In [None]:
import os
import glob

import numpy as np
import pandas as pd
import seaborn as sns
from scipy.stats import ttest_ind

# 1. Elevated Plus Maze

Let's synthesize data from an [elevated plus maze](https://youtu.be/Fn8WRyufcpI) task.

On every time step, our simulated agent should move between the maze arms according to the following transition matrix:

In [None]:
states = ['open_arm_1', 'open_arm_2', 'closed_arm_1', 'closed_arm_2']

transitions = pd.DataFrame(index=pd.Index(data=states, name='to'),
                      columns=pd.Index(data=states, name='from'),
                      data=np.ones((len(states), len(states)))/len(states))

transitions

The following function simulates a session with 300 time steps.

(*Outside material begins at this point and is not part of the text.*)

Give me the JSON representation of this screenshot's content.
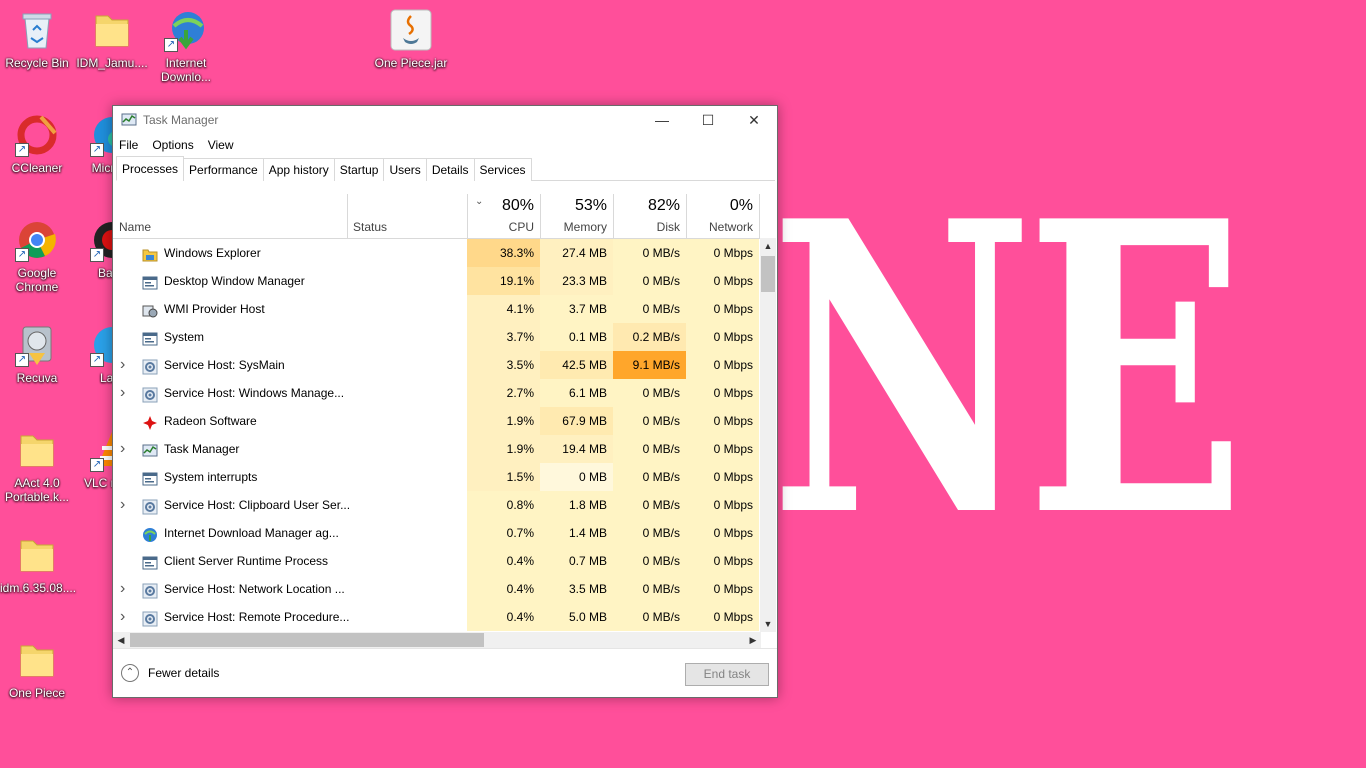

Complete the missing line:

In [None]:
def epm_run_session(transitions, T=5*60, initial_state=None):
    states = transitions.columns
    initial_state = states[0] if initial_state is None else initial_state
    
    sess = pd.DataFrame(index=pd.Index(np.arange(T), name='t'), columns=['state'], data='', dtype=str)
    sess.loc[0] = initial_state
    
    for t in sess.index[1:]:
        # YOUR CODE HERE
        raise NotImplementedError()
    
    sess['isClosed'] = sess.state.str.startswith('closed').astype(int)
    sess['isOpen'] = sess.state.str.startswith('open').astype(int)
    
    return sess

In [None]:
sess = epm_run_session(transitions)
sess.head()

The function below simulates several sessions.
It takes a dictionary of the form `groups = {'group_id_1': transitions_1, 'group_id_2': transitions_2}` and an integer `n`.
It then runs `epm_run_session` on each transition matrix `n` times, and should returns results on dataframe `exp`.

Fill in the missing part of the function.

In [None]:
def epm_run_experiment(groups, n=12):

    exp = pd.DataFrame(columns=['subj', 'group', 'timeSpentOpen', 'timeSpentClosed'])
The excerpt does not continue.